2. À l’opposé, nous rencontrons l’opinion de Pierre de La Palu, de Capréolus (références dans les Salmanticenses, loc. cit.) qui font de la grâce sacramentelle un habitus spécifiquement distinct de la grâce sanctifiante. Cette opinion est pareillement irrecevable : « Les actes qui procèdent de la grâce sacramentelle ne sont pas, dans leur être et dans leur substance, différents des actes des vertus et des dons ; ainsi, l’acte de foi se retrouve dans la grâce sacramentelle de la confirmation ; l’acte de charité dans la douceur et la ferveur de l’eucharistie ; l’acte d’espérance dans l’allégement spirituel produit par l’extrême-onction. Ils ne requièrent donc pas, comme principes, des habitus substantiellement différents. » Jean de Saint-Thomas, loc. cit., n. 197. Cf. Gonet, loc. cit., n. 201-202.

3. De l’improbabilité de ces deux opinions, beaucoup d’auteurs modernes ont conclu que la grâce spéciale, propre à chaque sacrement et qu’on appelle grâce sacramentelle, est l’ensemble des grâces actuelles et des secours particuliers conférés par le sacrement simultanément avec la grâce habituelle, et ordonnés particulièrement à la fin du sacrement. Et ainsi s’explique que la grâce sacramentelle ne soit ni la grâce habituelle elle-même, ni un habitus spécifiquement distinct de la grâce sanctifiante et qu’aucune différence essentielle n’existe entre la grâce habituelle conférée sacramentellement et celle infusée extra-sacramentellement. Toutefois les anciens théologiens avaient déjà fait observer que les secours actuels ne sauraient vérifier en eux-mêmes la notion de grâce sacramentelle : « Il faut plus qu’un concours divin actuel, écrivait Jean de Saint-Thomas, car les défauts qu’il s’agit de réparer dans la nature humaine lui sont inhérents d’une manière intrinsèque et permanente ; et pour les corriger il faut donc un secours inhérent et permanent. » Loc. cit., n. 287.

De plus, « si la grâce actuelle n’était qu’un secours actuel de Dieu, elle ne pourrait effectivement provenir des sacrements ; le concours actuel divin est en effet l’action même de Dieu que n’atteint pas l’instrument sacramentel. » Ibid.. n. 288.

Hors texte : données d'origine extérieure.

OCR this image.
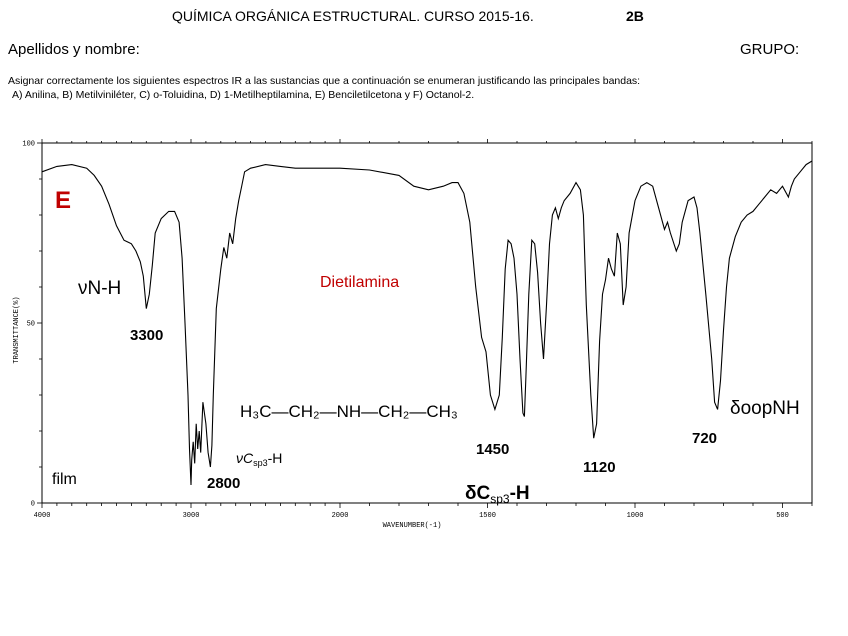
QUÍMICA ORGÁNICA ESTRUCTURAL. CURSO 2015-16.	2B
Apellidos y nombre:	GRUPO:
Asignar correctamente los siguientes espectros IR a las sustancias que a continuación se enumeran justificando las principales bandas:
A) Anilina, B) Metilviniléter, C) o-Toluidina, D) 1-Metilheptilamina, E) Benciletilcetona y F) Octanol-2.
4000	3000	2000	1500	1000	500
0
50
100
TRANSMITTANCE(%)
WAVENUMBER(-1)
E
Dietilamina
νN-H
3300
2800
1450
1120
720
δoopNH
H₃C—CH₂—NH—CH₂—CH₃
film
$\nu C_{sp3}-H$
$\delta C_{sp3}-H$
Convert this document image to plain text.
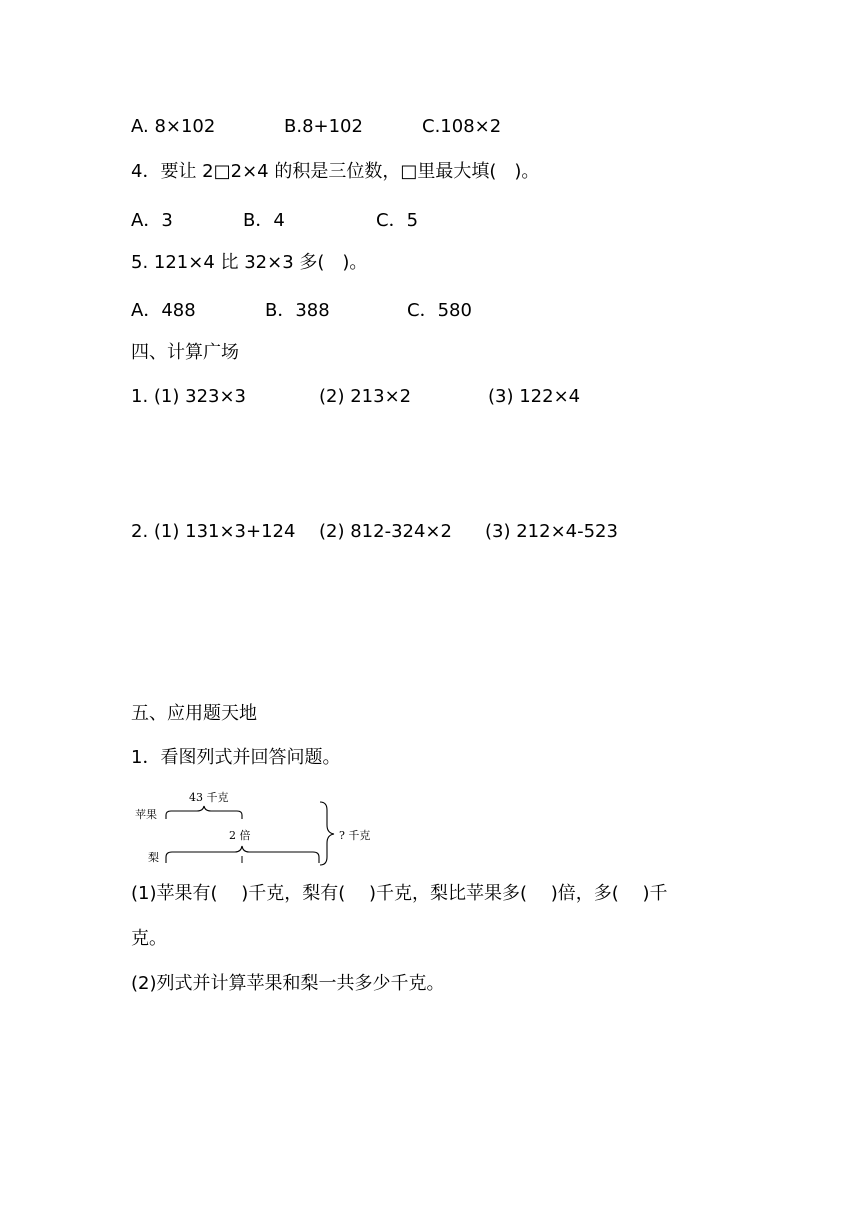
A. 8×102	B.8+102	C.108×2
4．要让 2□2×4 的积是三位数，□里最大填(　)。
A．3	B．4	C．5
5. 121×4 比 32×3 多(　)。
A．488	B．388	C．580
四、计算广场
1. (1) 323×3	(2) 213×2	(3) 122×4
2. (1) 131×3+124 (2) 812-324×2 (3) 212×4-523
五、应用题天地
1．看图列式并回答问题。
43 千克
苹果
2 倍
梨
? 千克
(1)苹果有(　 )千克，梨有(　 )千克，梨比苹果多(　 )倍，多(　 )千
克。
(2)列式并计算苹果和梨一共多少千克。
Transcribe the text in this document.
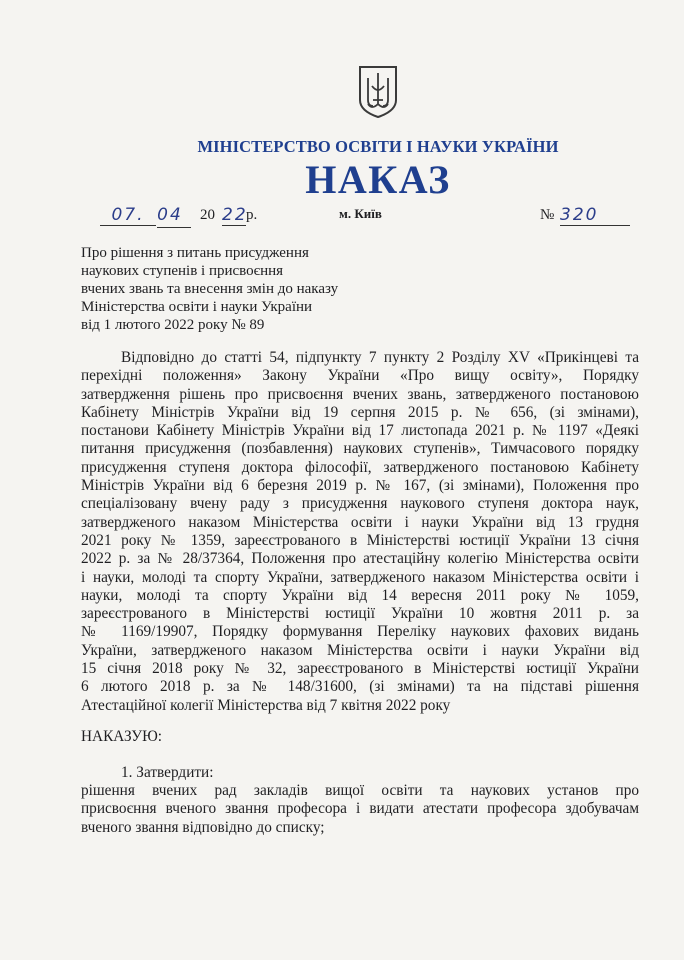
МІНІСТЕРСТВО ОСВІТИ І НАУКИ УКРАЇНИ
НАКАЗ
07. 04	20 22
р.	м. Київ	№ 320
Про рішення з питань присудження
наукових ступенів і присвоєння
вчених звань та внесення змін до наказу
Міністерства освіти і науки України
від 1 лютого 2022 року № 89
Відповідно до статті 54, підпункту 7 пункту 2 Розділу XV «Прикінцеві та
перехідні положення» Закону України «Про вищу освіту», Порядку
затвердження рішень про присвоєння вчених звань, затвердженого постановою
Кабінету Міністрів України від 19 серпня 2015 р. № 656, (зі змінами),
постанови Кабінету Міністрів України від 17 листопада 2021 р. № 1197 «Деякі
питання присудження (позбавлення) наукових ступенів», Тимчасового порядку
присудження ступеня доктора філософії, затвердженого постановою Кабінету
Міністрів України від 6 березня 2019 р. № 167, (зі змінами), Положення про
спеціалізовану вчену раду з присудження наукового ступеня доктора наук,
затвердженого наказом Міністерства освіти і науки України від 13 грудня
2021 року № 1359, зареєстрованого в Міністерстві юстиції України 13 січня
2022 р. за № 28/37364, Положення про атестаційну колегію Міністерства освіти
і науки, молоді та спорту України, затвердженого наказом Міністерства освіти і
науки, молоді та спорту України від 14 вересня 2011 року № 1059,
зареєстрованого в Міністерстві юстиції України 10 жовтня 2011 р. за
№ 1169/19907, Порядку формування Переліку наукових фахових видань
України, затвердженого наказом Міністерства освіти і науки України від
15 січня 2018 року № 32, зареєстрованого в Міністерстві юстиції України
6 лютого 2018 р. за № 148/31600, (зі змінами) та на підставі рішення
Атестаційної колегії Міністерства від 7 квітня 2022 року
НАКАЗУЮ:
1. Затвердити:
рішення вчених рад закладів вищої освіти та наукових установ про
присвоєння вченого звання професора і видати атестати професора здобувачам
вченого звання відповідно до списку;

4. Aussi, pour prévenir ces difficultés, les théologiens partisans de l’opinion moderne instituent-ils, entre la grâce sanctifiante conférée par les sacrements et les grâces actuelles et secours passagers qui constitueraient la grâce proprement sacramentelle, une connexion, soit intrinsèque, soit extrinsèque : intrinsèque en tant que la grâce habituelle conférée par les sacrements contiendrait en elle-même une exigence de ces secours actuels et transitoires ; extrinsèque en tant que ces secours dépendraient, comme la grâce habituelle elle-même, de la même vertu sacramentelle. Voir le développement de cette opinion dans de Smet, Traclatus dogmatico-moralis, De sacramentis in génère, n. 74-76. Cf. Van Noort, De sacramentis, t. i, n. 69. Cajétan, dans son commentaire In III* iii, q. lxii, a. 2, semble patronner cette opinion. Cette explication comporte elle-même quelques nuances diverses, selon que les auteurs qui la proposent tiennent pour la causalité ou physique, ou intentionnelle, ou morale.

5. Chez les théologiens plus récents, cette dernière opinion présente la grâce sacramentelle comme « l’ensemble des dons et des grâces actuelles qui nous aident à atteindre la fin de chaque sacrement. » « C’est, dit le P. Goupil, un ensemble et non pas un don ni une grâce unique, donné, soit dans le sacrement même, comme la remise de toute peine temporelle dans le baptême, soit ensuite selon les occasions et la nécessité ; ce sont les dons et les grâces mêmes, et non pas seulement le droit ou le titre à les recevoir, car la grâce sacramentelle est comprise dans le dernier effet du sacrement : res tantum, la réalité seule… Le titre à recevoir la grâce sanctifiante comme la grâce sacramentelle est le premier effet du sacrement et participe à sa nature de signe : res et sacramentum, réalité et signe. » Op. cit., p. 38.